MPs and ministers Louise Mushikiwabo of foreign affairs, James Kabarebe of Defence and John Rwangombwa of Finance held a consultative session in parliament on the latest DRC crisis, the “false” accusations linking Rwanda to the M23 rebellion, and the impact of the subsequent aid freeze to the country.
Mushikiwabo said that those scrambling for business gains in DRC prefer acrimonious relations between Rwanda and her western neighbour.
“Those who continue to connect the problem of the M23 group with Rwanda are many,” she said, citing European countries, the controversial UN Group of Experts on DRC and Human Rights Watch.
Minister Rwangombwa said that recent decisions by some donors, especially the UK, to suspend aid to Rwanda raise a fundamental question on the rationale for the aid in the first place.
These unilateral decisions are contrary to the Paris Declaration and the bilateral partnership agreements between Rwanda and donors with regard to the funds channelled through the general budget, he said.
“What we have reiterated with different people is that halting aid to Rwanda cannot be a solution to the problem in the DRC. Another issue that I think we should examine is that this issue is probably beyond the Congo problem.”
Rwangombwa told MPs that a remaining Rwf155 billion that might come or might not, from all other donors, “is no cause for alarm at all.”

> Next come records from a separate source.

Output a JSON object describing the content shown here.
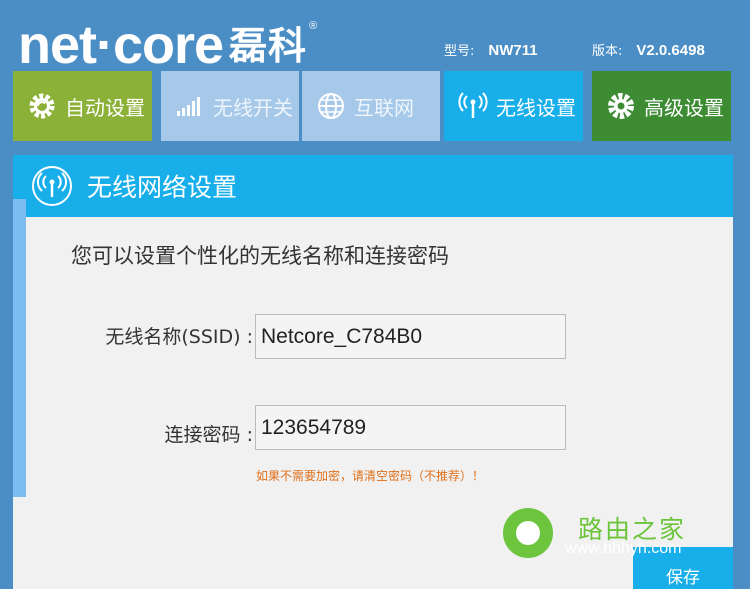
{
  "brand": {
    "logo_text": "net·core",
    "logo_cn": "磊科",
    "registered": "®"
  },
  "device": {
    "model_label": "型号:",
    "model_value": "NW711",
    "version_label": "版本:",
    "version_value": "V2.0.6498"
  },
  "nav": {
    "auto_setup": "自动设置",
    "wireless_switch": "无线开关",
    "internet": "互联网",
    "wireless_settings": "无线设置",
    "advanced": "高级设置"
  },
  "panel": {
    "title": "无线网络设置",
    "description": "您可以设置个性化的无线名称和连接密码",
    "ssid_label": "无线名称(SSID) :",
    "ssid_value": "Netcore_C784B0",
    "password_label": "连接密码 :",
    "password_value": "123654789",
    "warning": "如果不需要加密，请清空密码（不推荐）！",
    "save_label": "保存"
  },
  "watermark": {
    "title": "路由之家",
    "url": "www.hhhyh.com"
  },
  "colors": {
    "background": "#4b8ec5",
    "accent_blue": "#17aeea",
    "green_auto": "#8bb138",
    "green_adv": "#3d8c34",
    "tab_inactive": "#a6c9ea",
    "warning": "#e0701a"
  }
}
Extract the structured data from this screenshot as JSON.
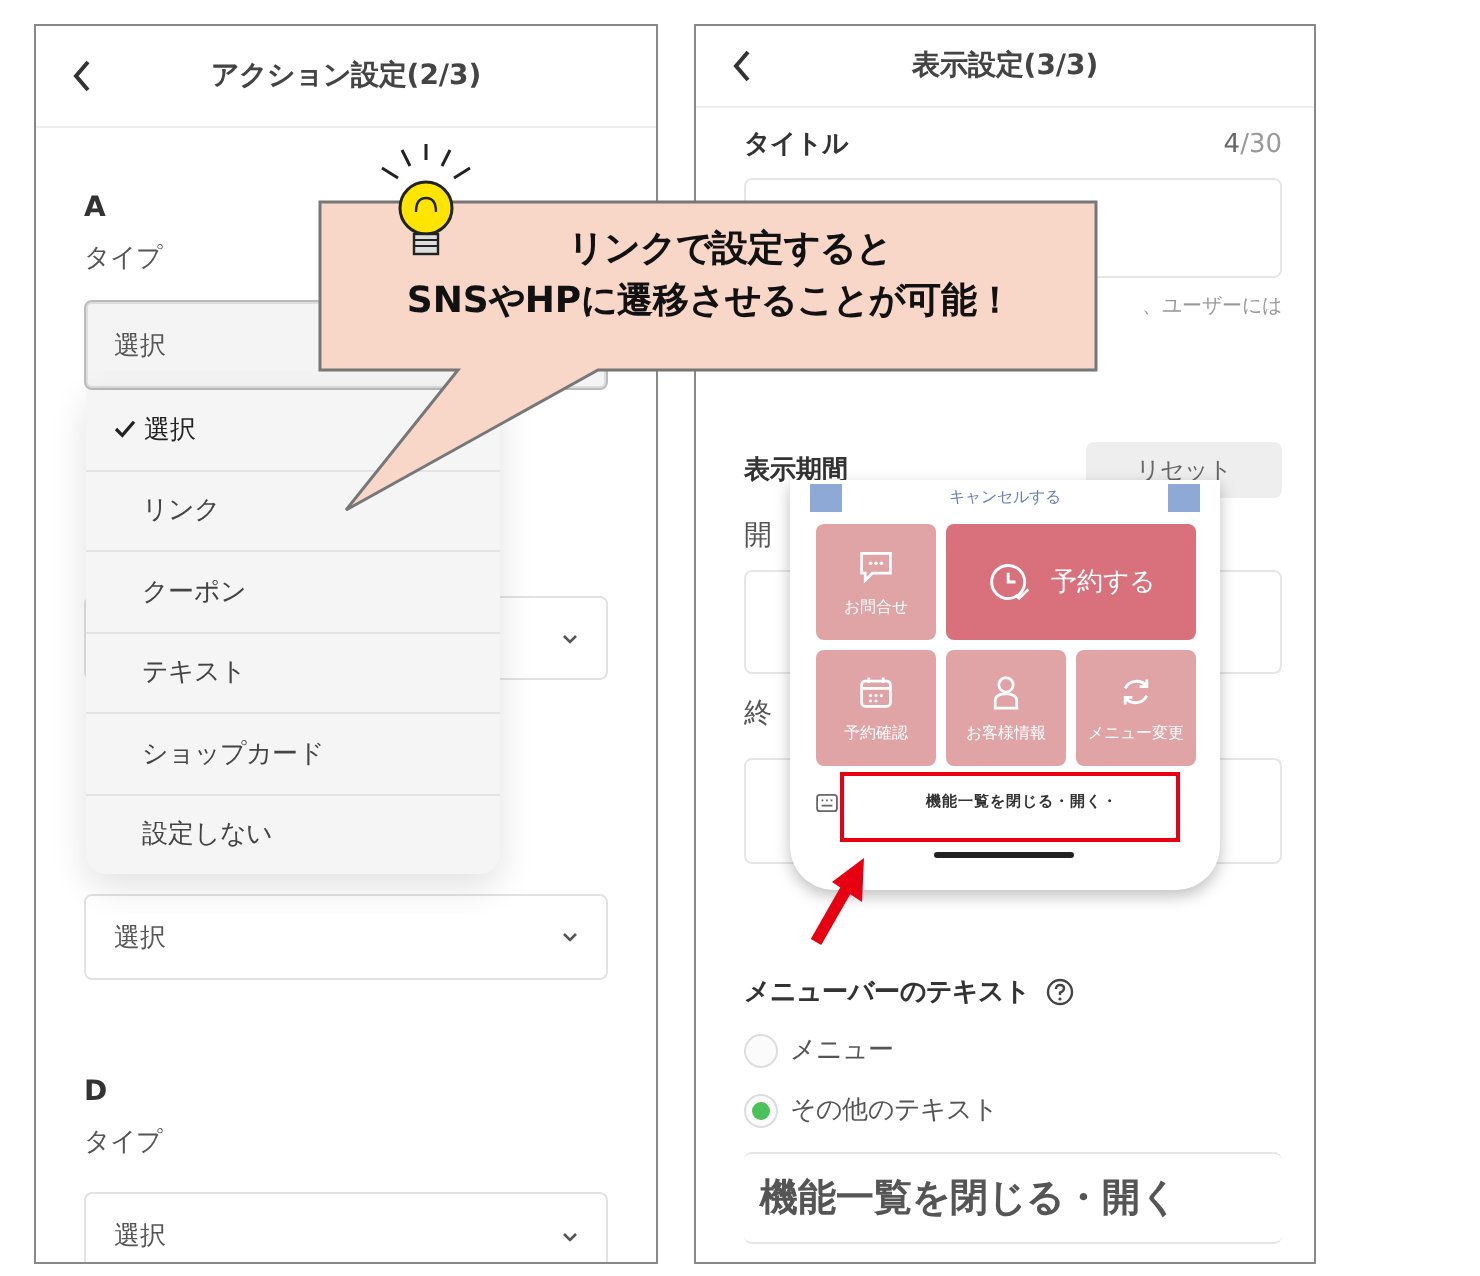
{
  "left_screen": {
    "title": "アクション設定(2/3)",
    "section_a": {
      "heading": "A",
      "label": "タイプ",
      "select": {
        "value": "選択",
        "focused": true
      }
    },
    "dropdown": {
      "options": [
        {
          "label": "選択",
          "selected": true
        },
        {
          "label": "リンク",
          "selected": false
        },
        {
          "label": "クーポン",
          "selected": false
        },
        {
          "label": "テキスト",
          "selected": false
        },
        {
          "label": "ショップカード",
          "selected": false
        },
        {
          "label": "設定しない",
          "selected": false
        }
      ]
    },
    "section_c": {
      "select": {
        "value": "選択",
        "focused": false
      }
    },
    "section_d": {
      "heading": "D",
      "label": "タイプ",
      "select": {
        "value": "選択",
        "focused": false
      }
    }
  },
  "right_screen": {
    "title": "表示設定(3/3)",
    "title_field": {
      "label": "タイトル",
      "counter": "**4**/30",
      "helper": "、ユーザーには"
    },
    "period": {
      "label": "表示期間",
      "reset": "リセット",
      "start_label": "開",
      "end_label": "終"
    },
    "menu_text": {
      "label": "メニューバーのテキスト",
      "options": [
        {
          "label": "メニュー",
          "selected": false
        },
        {
          "label": "その他のテキスト",
          "selected": true
        }
      ],
      "value": "機能一覧を閉じる・開く"
    }
  },
  "phone_preview": {
    "cancel": "キャンセルする",
    "tiles": [
      {
        "label": "お問合せ",
        "kind": "chat",
        "wide": false
      },
      {
        "label": "予約する",
        "kind": "clock",
        "wide": true
      },
      {
        "label": "予約確認",
        "kind": "calendar",
        "wide": false
      },
      {
        "label": "お客様情報",
        "kind": "person",
        "wide": false
      },
      {
        "label": "メニュー変更",
        "kind": "refresh",
        "wide": false
      }
    ],
    "toggle": "機能一覧を閉じる・開く・"
  },
  "callout": {
    "lines": [
      "リンクで設定すると",
      "SNSやHPに遷移させることが可能！"
    ]
  }
}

The country’s budget for this year is Rwf1, 385 billion. According to the minister, the amount that has been delayed is Rwf155 billion, which reflects about 12 per cent of total budget.
“A shortfall of 12 per cent of our budget would really not hamper government development programmes in such a big way,” he said, dismissing as false speculation that government would cut public service salaries or even lay off workers in the wake of frozen aid.

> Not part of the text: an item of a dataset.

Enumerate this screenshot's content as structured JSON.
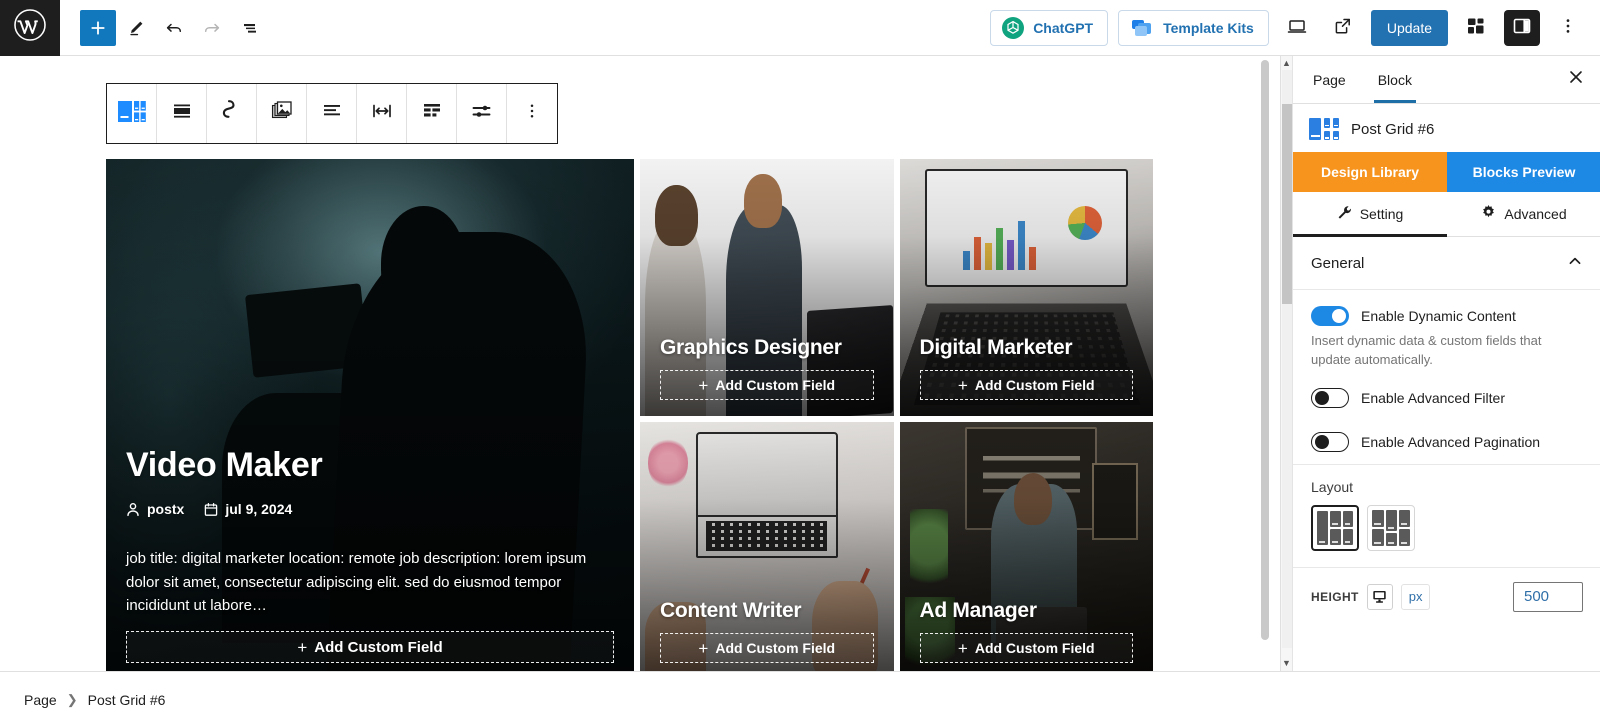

“This is not going to happen,” he said.
The budget for salaries in the 2012/13 budget amount to Rwf204 billion.
“Domestic funding is Rwf645 billion. This is three times the money we spend on salaries,” the minister noted.
But the aid cuts mean the country will not grow by 7.4 per cent, this year, as previously projected; instead it will grow by 6 per cent.
“This only means that growth will slow a bit because public expenditure has a significant impact on economic growth. This requires us to use our money more efficiently,” Rwangombwa added.
The minister also warned against speculation in the foreign exchange market.
He said: “We have enough time to prepare mitigating factors but what is now very important is that we all understand this issue very well. Rwandans need to understand that there is no cause for alarm.”
Kabarebe said recent attacks by the Congo-based FDLR militia on Rwanda were intended to provoke Rwanda into pursuing them into the Congo so that the country could be accused of invading its neighbour.
“We have no intentions to pursue them beyond our borders, but we are prepared enough to deal with them on our territory,” the Defence minister said.
FDLR, composed of remnants of the army and militia responsible for the 1994 Genocide against the Tutsi, attacked Rwanda twice last week and killed two civilians before crossing back to the Congo, where they have been holed for 18 years.
MP Constance Mukayuhi, the Chairperson of the Chamber of Deputies’ standing committee on Budget and National Patrimony, said efforts must be made to unravel “the international conspiracy” against Rwanda.
Speaker Rose Mukantabana urged the government to continue exercising restraint in the wake of renewed attacks from the Congo-based FDLR militias.
“We are all concerned that an organisation that we all belong to – the UN – continues to uphold and spread fabricated lies against Rwanda.”